Abbiamo intervistato il vincitore dell'evento Ultra Deep Carnival Series di  PokerStars Poker - Sisal Poker: ecco la nostra chiacchierata con Luca 'iL-DottoreX' Castellaneta, ventisettenne di Salerno che divide le sue giornate tra il lavoro di tecnico radiologo e il poker online.

Le mani dello Ultra-Deep Carnival Series

Ciao Luca, partiamo dall'inizio del torneo ovvero dal day 1.

 Ho startato il torneo con circa 70 bui di deepness. Non è che gli dessi chissà che rilevanza, era semplicemente buttato lì, in mezzo agli altri 15-16 tavoli della sessione. Sono partito discretamente, ho raddoppiato quasi subito lo stack ma poi ho iniziato a perdere colpi. A un'ora da fine day perdo un flippone e a 20 minuti dalla chiusura del day 1 mi ritrovo con 5 bui. Parlavo con alcuni amici, ridevamo e scherzavamo, tutto molto tranquillo e molto sereno, sembravo destinato a perderlo. Invece alla fine raddoppio, prima con AK contro QJs, poi in coinflip con 9-9 e chiudo il day a 20X.

Il day 2 invece?

Come detto arrivo con 20X. Ma la speranza di vincere era prossima allo zero. Sostanzialmente quando hai day 2 importanti, che iniziano da 150 o 100 left, il pensierino 'ma se dovessi vincere sarebbe bello' ci sta sempre, ma resta a livello di sogno.

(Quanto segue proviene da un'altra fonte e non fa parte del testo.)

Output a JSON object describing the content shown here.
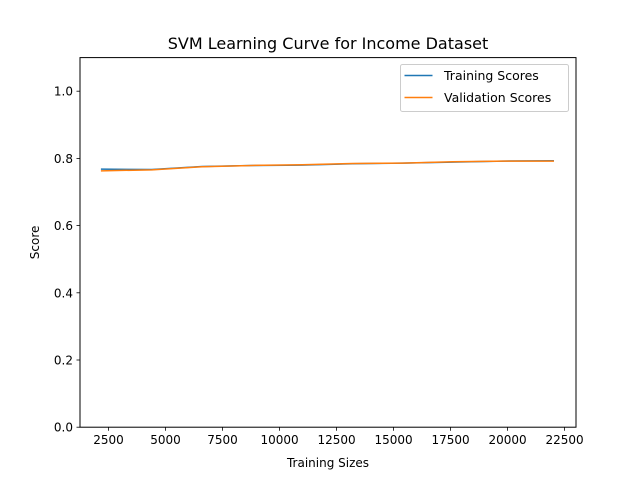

Non avevo alcun tipo di aspettativa, tant'è vero che ho aperto tutti i tornei che c'erano da aprire, senza dire 'okay adesso metto focus su questo torneo'. Comunque niente, vinco un flip subito, mi ritrovo a 30 bui e inizio a galleggiare. Continuo a galleggiare, diciamo più o meno in average, fin quando non vinco un colpo che mi porta in orbita, AK contro AQ .

Poi coolero con gli assi e quindi a 30 left arrivo chipleader con circa 70x. Un po' di card dead, poi succede un disastro. L'oppo che avevo coolerato apre da bottone, io tribetto QQ, lui va all-in, chiamo, gira KK e mi accorcio. Perdo sui 30x e mi ritrovo 40x.

Subito dopo apre UTG, flatta UTG1, tribetto da bottone con gli assi, original raiser folda e utg+1 va all-in. Gira coppia di nove, arriva un nove al flop. Da là diciamo che avevo iniziato a perdere le speranze di arrivare bello deep al final table, cioè di di poter fare un bel risultato. Poi arriva una bella mano contro 'Todoenlacara'...

Racconta!

Io ho AK cuori contro il suo 77. Apro, lui flatta da bottone, il flop recita 7-K-x. Cbetto con il mio AKs, lui chiama. Turn scende un'altra cuori. Betto, call. Al river arriva la cuori che mi fa chiudere il nuts. Shovo, lui snappa e quindi poi sono tornato deep. Fino al tavolo finale ho continuato a giocare, vabbè poi nel mezzo ci sono stati dei flip, uno in particolare micidiale che mi ha fatto risalire contro il mio amico 'andre666a'. Lui apre da cutoff, io shovo 88 da small blind, lui calla e andiamo noi. Ma fino al final table ci sono stati tanti altri colpi.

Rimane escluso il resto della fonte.